Here are ways open banking can boost Nigeria’s fintech market

Abiodun Animashaun, the Country Manager of ChipperCash, has disclosed that fintech companies need to engage in footprint partnerships to expand their operations in Africa and the rest of the world.

Speaking during a panel session at the ‘Fintech Association of Nigeria’s “Intercontinental Webinar 2024,’ which featured global fintech experts, Animashaun highlighted that strategic partnerships are crucial for fintechs aiming to penetrate new markets efficiently.

He said, “As a fintech, when you think about global or regional expansion, one of the important things to consider is the time and processes to start another entity in a new region. It might take some time to go through the full licensing process, among other regulatory hurdles.
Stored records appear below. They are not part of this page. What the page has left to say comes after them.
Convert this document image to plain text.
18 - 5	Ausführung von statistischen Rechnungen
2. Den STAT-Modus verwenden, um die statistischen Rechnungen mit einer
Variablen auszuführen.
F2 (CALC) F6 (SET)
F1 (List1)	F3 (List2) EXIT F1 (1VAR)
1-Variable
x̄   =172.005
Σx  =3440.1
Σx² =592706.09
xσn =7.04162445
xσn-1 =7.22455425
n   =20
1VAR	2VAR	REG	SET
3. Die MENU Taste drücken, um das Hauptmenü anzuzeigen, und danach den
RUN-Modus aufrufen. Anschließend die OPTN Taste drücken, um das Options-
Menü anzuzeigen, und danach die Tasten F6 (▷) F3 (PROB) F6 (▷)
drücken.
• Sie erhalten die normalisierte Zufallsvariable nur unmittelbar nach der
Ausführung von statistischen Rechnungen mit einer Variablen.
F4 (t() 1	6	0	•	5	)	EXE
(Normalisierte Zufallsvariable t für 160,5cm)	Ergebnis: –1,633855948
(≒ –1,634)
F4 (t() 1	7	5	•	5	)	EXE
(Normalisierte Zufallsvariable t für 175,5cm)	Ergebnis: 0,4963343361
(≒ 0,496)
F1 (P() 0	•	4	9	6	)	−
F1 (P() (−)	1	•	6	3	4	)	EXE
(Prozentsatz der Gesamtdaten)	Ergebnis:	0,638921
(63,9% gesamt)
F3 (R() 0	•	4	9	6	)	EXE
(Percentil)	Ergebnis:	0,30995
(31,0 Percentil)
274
“Why not look out for partnerships with someone with footprints in those markets? For instance, you may be in Malawi and need to expand to Nigeria. All you need is a handshake with an existing player in that market, and you come together for a synergy and partnership to make things happen,” he said.

Read also: Mastercard, Scale to help fintechs rollout payment features

Ho Chee Wai, Vice President and Country Head for Nium in Singapore, also contributed to the discourse by speaking on the need for an outlet in Africa.
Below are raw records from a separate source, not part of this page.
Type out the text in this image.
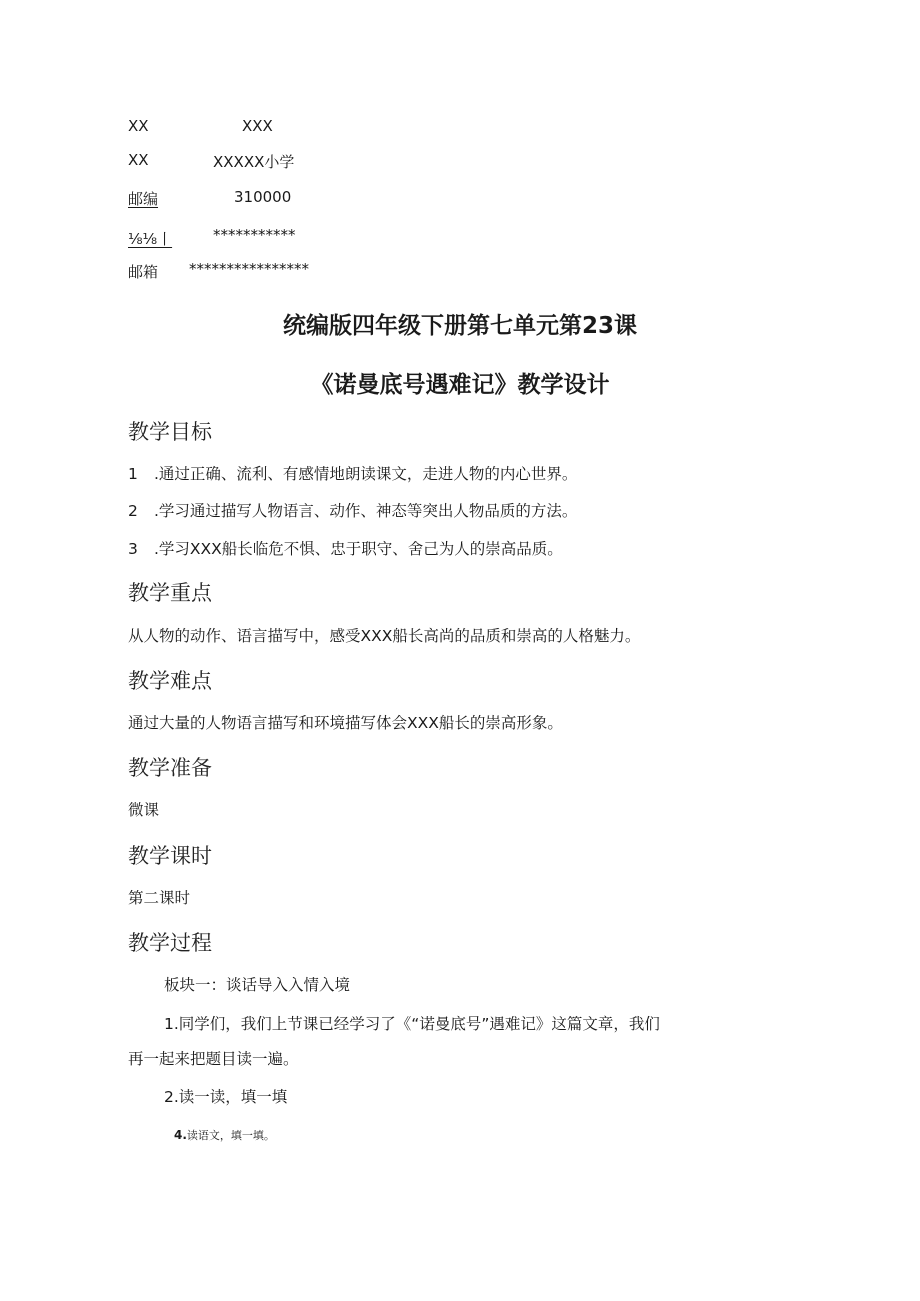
XX	XXX
XX	XXXXX小学
邮编	310000
⅛⅛丨	***********
邮箱 ****************
统编版四年级下册第七单元第23课
《诺曼底号遇难记》教学设计
教学目标
1 .通过正确、流利、有感情地朗读课文，走进人物的内心世界。
2 .学习通过描写人物语言、动作、神态等突出人物品质的方法。
3 .学习XXX船长临危不惧、忠于职守、舍己为人的崇高品质。
教学重点
从人物的动作、语言描写中，感受XXX船长高尚的品质和崇高的人格魅力。
教学难点
通过大量的人物语言描写和环境描写体会XXX船长的崇高形象。
教学准备
微课
教学课时
第二课时
教学过程
板块一：谈话导入入情入境
1.同学们，我们上节课已经学习了《“诺曼底号”遇难记》这篇文章，我们
再一起来把题目读一遍。
2.读一读，填一填
4.读语文，填一填。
He pointed out the complexities of entering the African market, given the vast and varied landscape of 54 countries. “For payout with Africa, the challenge is navigating the continent. We would want to collaborate with one or two partners who can help service the entire Africa rather than dealing individually with different countries,” he said.

He explained further that collaborating within Africa would be much easier if there was a direction for entering the space. The need for seamless cross-border payments in Africa is more pressing than ever. In 2021, the remittance volume into Africa was estimated at $49 billion, with key markets like Nigeria, Ghana, Kenya, Senegal, and South Africa being the largest recipients. By 2023, this figure had grown to approximately $54 billion.

Despite these substantial figures, traditional financial institutions have struggled to build the necessary infrastructure for seamless cross-border payments.

Animashaun of ChipperCash highlighted that fintechs have stepped in to bridge this gap by developing innovative solutions that reduce bottlenecks in transferring value across borders. He noted that while banks have yet to establish full interoperability across Africa, fintech companies have been at the forefront of building the infrastructure needed for these transactions.

Reports have noted that competition among fintech companies has reduced the cost of cross-border payments. Many fintech companies now charge less than 1 percent in transaction fees, a significant reduction from the 6 -10 percent average, as reported by the World Bank.

Read also: Navigating the Complexities of Financial Inclusion in the Nigeria’s Evolving Fintech Landscape

Paul Li, President of the Hong Kong Fintech Industry, noted that this cost reduction is crucial for financial inclusion, particularly for blue-collar workers who rely on remittances.

Experts at the event agreed that as fintechs continue to take charge of developing cross-border payment solutions, collaborations with local and regional players will be essential in overcoming regulatory challenges and expanding their footprint across the continent, thereby driving economic growth and financial inclusion.